例えば、電子の位置を極めて正確に測定しようとすると($\Delta x$ を小さくする)、その電子に短い波長の光を当てる必要があります。 しかし、短い波長の光は高いエネルギーを持つため、電子にぶつかった瞬間に電子を弾き飛ばしてしまい、その速度(運動量)が大きく変化してわからなくなってしまいます($\Delta p$ が大きくなる)。 逆に、電子の速度をそっと測ろうとすると、今度は位置がぼやけてしまいます。

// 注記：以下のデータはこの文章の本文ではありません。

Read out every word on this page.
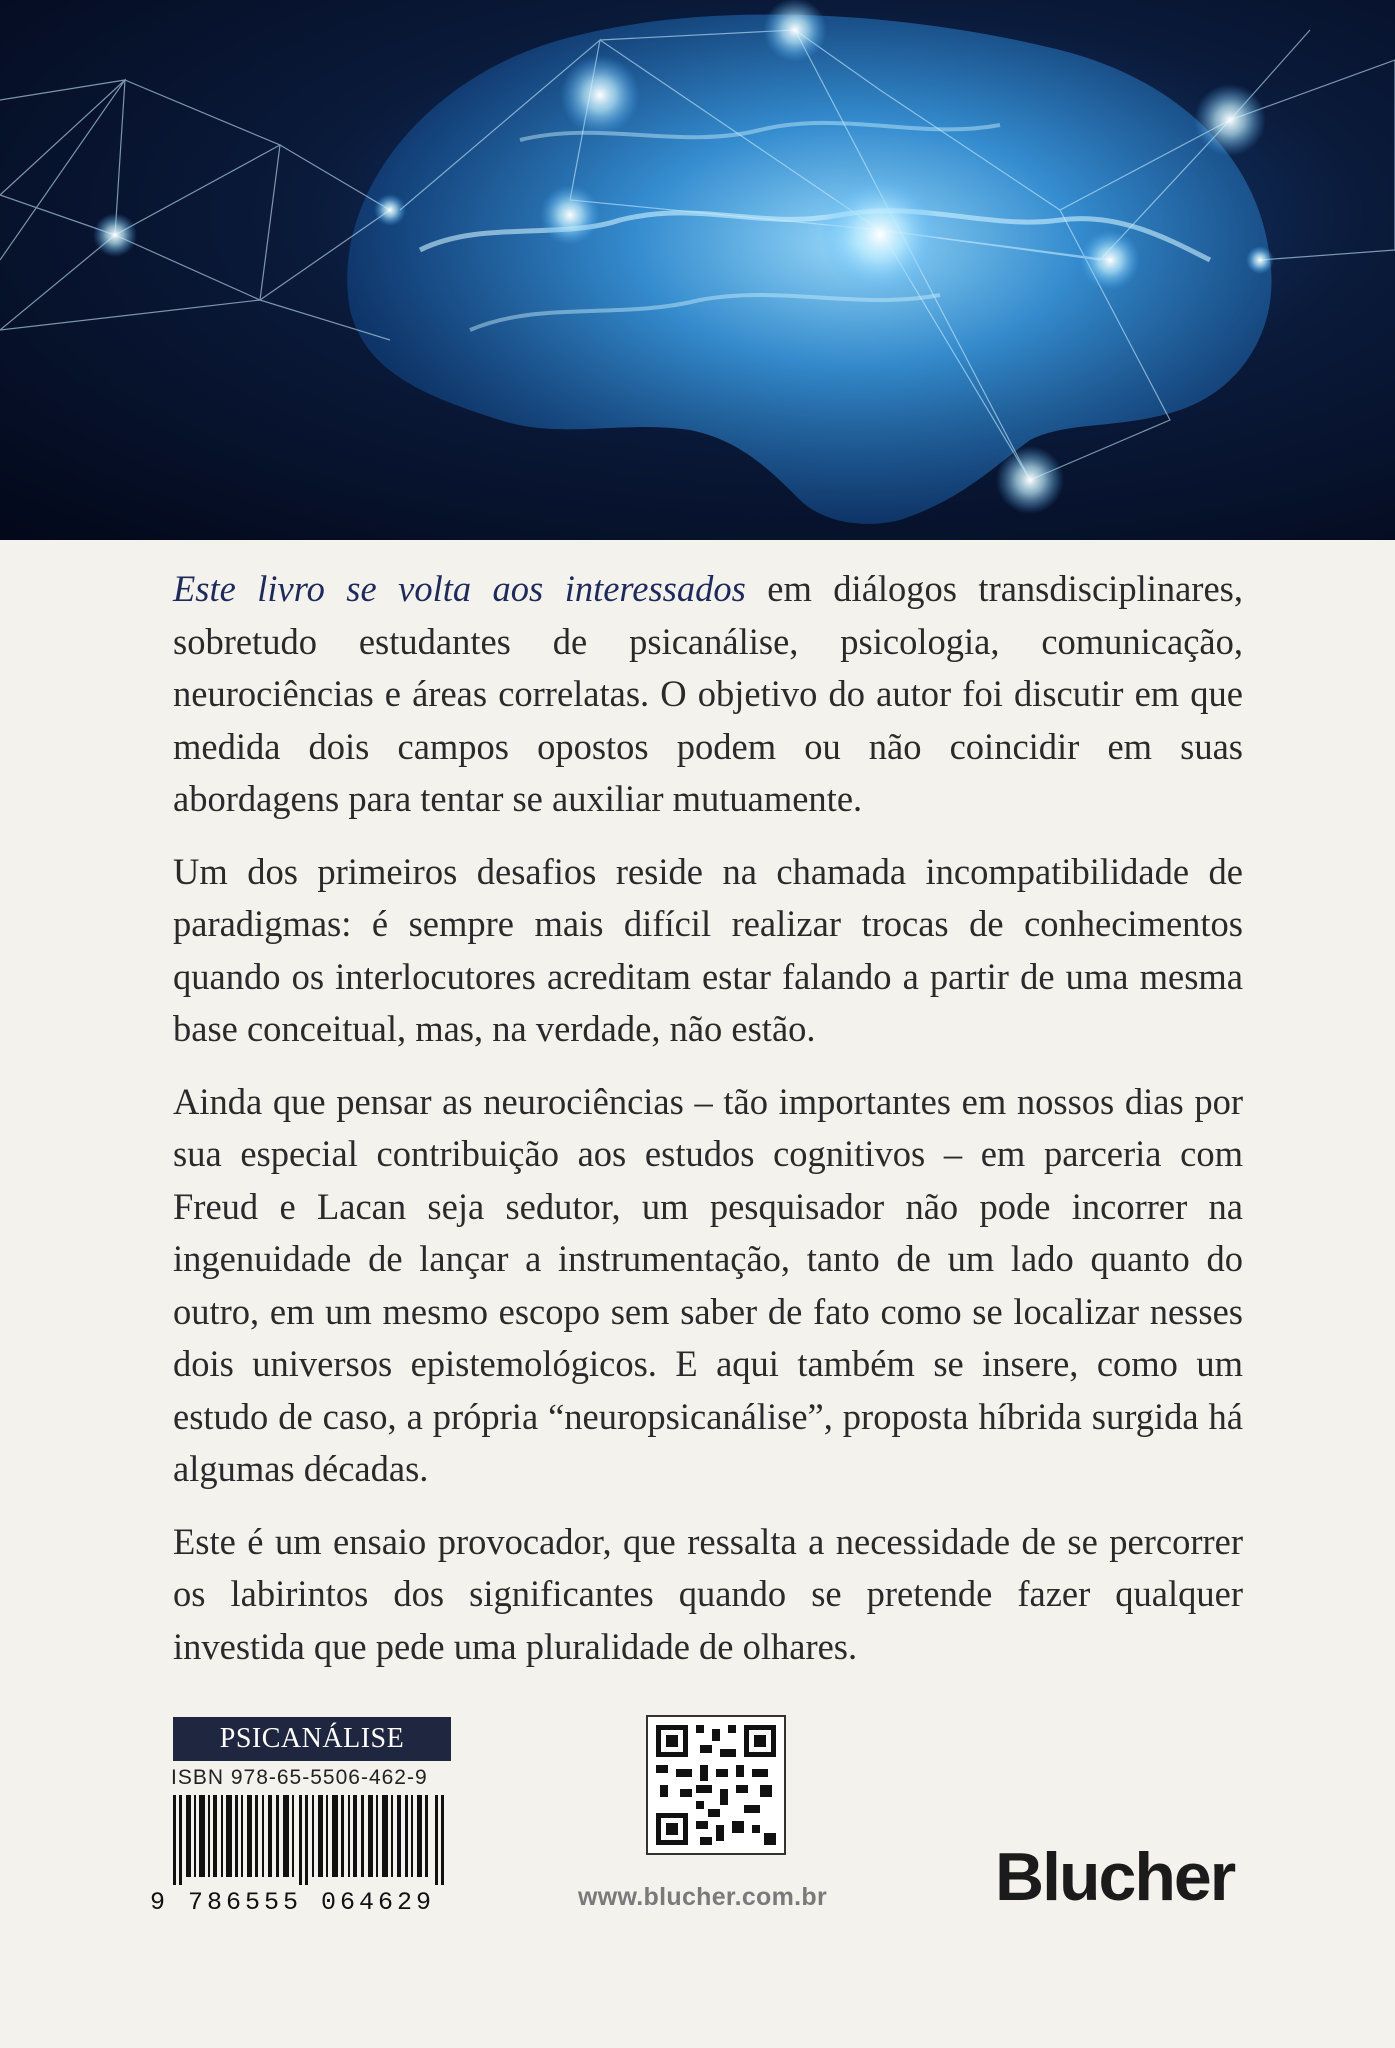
Este livro se volta aos interessados em diálogos transdisciplinares, sobretudo estudantes de psicanálise, psicologia, comunicação, neurociências e áreas correlatas. O objetivo do autor foi discutir em que medida dois campos opostos podem ou não coincidir em suas abordagens para tentar se auxiliar mutuamente.

Um dos primeiros desafios reside na chamada incompatibilidade de paradigmas: é sempre mais difícil realizar trocas de conhecimentos quando os interlocutores acreditam estar falando a partir de uma mesma base conceitual, mas, na verdade, não estão.

Ainda que pensar as neurociências – tão importantes em nossos dias por sua especial contribuição aos estudos cognitivos – em parceria com Freud e Lacan seja sedutor, um pesquisador não pode incorrer na ingenuidade de lançar a instrumentação, tanto de um lado quanto do outro, em um mesmo escopo sem saber de fato como se localizar nesses dois universos epistemológicos. E aqui também se insere, como um estudo de caso, a própria “neuropsicanálise”, proposta híbrida surgida há algumas décadas.

Este é um ensaio provocador, que ressalta a necessidade de se percorrer os labirintos dos significantes quando se pretende fazer qualquer investida que pede uma pluralidade de olhares.

PSICANÁLISE
ISBN 978-65-5506-462-9
9 786555 064629	www.blucher.com.br Blucher
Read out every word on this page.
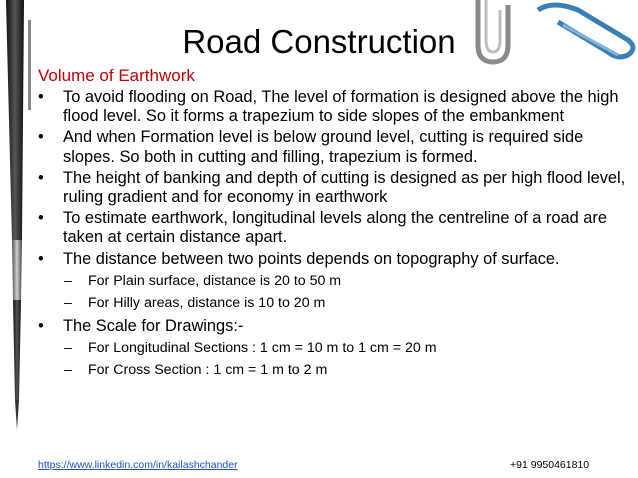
Road Construction
Volume of Earthwork
•	To avoid flooding on Road, The level of formation is designed above the high flood level. So it forms a trapezium to side slopes of the embankment
•	And when Formation level is below ground level, cutting is required side slopes. So both in cutting and filling, trapezium is formed.
•	The height of banking and depth of cutting is designed as per high flood level, ruling gradient and for economy in earthwork
•	To estimate earthwork, longitudinal levels along the centreline of a road are taken at certain distance apart.
•	The distance between two points depends on topography of surface.
– For Plain surface, distance is 20 to 50 m
– For Hilly areas, distance is 10 to 20 m
•	The Scale for Drawings:-
– For Longitudinal Sections : 1 cm = 10 m to 1 cm = 20 m
– For Cross Section : 1 cm = 1 m to 2 m
https://www.linkedin.com/in/kailashchander	+91 9950461810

この原理は、ミクロな世界では粒子が「点」として確定した軌道を描くのではなく、確率的な「波」として振る舞うことを示唆しており、現代の半導体技術や量子コンピュータの基礎となっています。

身近な世界ではなぜ気づかない?

プランク定数 $h$ は $10^{-34}$ という極めて小さな値です。 そのため、ボールや車のようなマクロな物体(質量が大きい)では、不確定性の影響は無視できるほど小さく、ニュートン力学通りに動いているように見えます。 しかし、電子のような極微の質量を持つ粒子にとっては、この不確かさが支配的なルールとなります。